Journal Article No impact of strongylid infections on the detection of Plasmodium spp. in faeces of western lowland gorillas and eastern chimpanzees

Mapua, Mwanahamisi I.  ,  Pafčo, Barbora  ,  Burgunder, Jade  ,  Profousová-Pšenková, Ilona  ,  Todd, Angelique  ,  Hashimoto, Chie  ,  Qablan, Moneeb A.  ,  Modrý, David  ,  Petrželková, Klára J.

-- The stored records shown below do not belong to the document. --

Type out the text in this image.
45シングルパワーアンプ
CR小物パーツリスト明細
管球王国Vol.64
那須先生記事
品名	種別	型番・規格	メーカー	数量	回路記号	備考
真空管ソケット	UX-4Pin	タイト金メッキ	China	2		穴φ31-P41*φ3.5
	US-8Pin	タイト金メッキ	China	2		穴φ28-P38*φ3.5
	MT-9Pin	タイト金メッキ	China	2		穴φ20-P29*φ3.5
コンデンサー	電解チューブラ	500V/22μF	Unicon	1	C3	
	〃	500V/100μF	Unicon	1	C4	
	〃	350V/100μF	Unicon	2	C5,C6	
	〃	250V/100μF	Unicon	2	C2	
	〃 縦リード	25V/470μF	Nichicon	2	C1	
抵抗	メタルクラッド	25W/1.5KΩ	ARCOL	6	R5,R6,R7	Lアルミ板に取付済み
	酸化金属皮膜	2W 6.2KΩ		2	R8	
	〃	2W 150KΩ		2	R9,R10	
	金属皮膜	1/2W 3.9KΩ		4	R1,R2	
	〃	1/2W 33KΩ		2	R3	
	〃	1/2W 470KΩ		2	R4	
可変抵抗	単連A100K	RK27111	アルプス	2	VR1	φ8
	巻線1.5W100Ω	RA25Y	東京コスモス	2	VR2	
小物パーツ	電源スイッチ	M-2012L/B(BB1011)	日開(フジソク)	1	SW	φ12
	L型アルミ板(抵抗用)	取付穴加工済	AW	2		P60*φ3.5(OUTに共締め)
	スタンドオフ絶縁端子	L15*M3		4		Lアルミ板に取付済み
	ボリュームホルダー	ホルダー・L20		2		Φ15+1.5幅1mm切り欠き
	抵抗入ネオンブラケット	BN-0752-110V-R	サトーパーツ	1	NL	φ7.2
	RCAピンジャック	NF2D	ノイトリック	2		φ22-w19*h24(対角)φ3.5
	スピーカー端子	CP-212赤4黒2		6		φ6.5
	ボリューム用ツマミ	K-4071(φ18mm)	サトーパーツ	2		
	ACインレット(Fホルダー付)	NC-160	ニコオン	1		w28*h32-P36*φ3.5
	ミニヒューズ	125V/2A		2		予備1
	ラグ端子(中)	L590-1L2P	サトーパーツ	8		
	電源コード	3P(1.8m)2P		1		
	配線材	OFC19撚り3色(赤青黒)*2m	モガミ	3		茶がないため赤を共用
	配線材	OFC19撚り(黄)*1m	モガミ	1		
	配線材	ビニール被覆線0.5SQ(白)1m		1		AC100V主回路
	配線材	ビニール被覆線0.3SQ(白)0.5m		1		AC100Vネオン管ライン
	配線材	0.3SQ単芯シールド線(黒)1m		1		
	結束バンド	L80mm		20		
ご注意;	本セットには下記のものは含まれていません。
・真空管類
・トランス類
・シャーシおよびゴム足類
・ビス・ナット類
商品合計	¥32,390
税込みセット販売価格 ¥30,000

162017-04-26 , Springer Nature
[Background] Although a high genetic diversity of Plasmodium spp. circulating in great apes has been revealed recently due to non-invasive methods enabling detection in faecal samples, little is known about the actual mechanisms underlying the presence of Plasmodium DNA in faeces. Great apes are commonly infected by strongylid nematodes, including hookworms, which cause intestinal bleeding. The impact of strongylid infections on the detection of Plasmodium DNA in faeces was assessed in wild, western, lowland gorillas from Dzanga Sangha Protected Areas, Central African Republic and eastern chimpanzees from Kalinzu Forest Reserve, Uganda. [Methods]Fifty-one faecal samples from 22 habituated gorillas and 74 samples from 15 habituated chimpanzees were analysed using Cytochrome-b PCR assay and coprological methods. [Results]Overall, 26.4% of the analysed samples were positive for both Plasmodium spp. and strongylids. However, the results showed no significant impact of intensity of infections of strongylids on detection of Plasmodium DNA in gorilla and chimpanzee faeces. [Conclusion]Bleeding caused by strongylid nematode Necator spp. cannot explain the presence of Plasmodium DNA in ape faeces.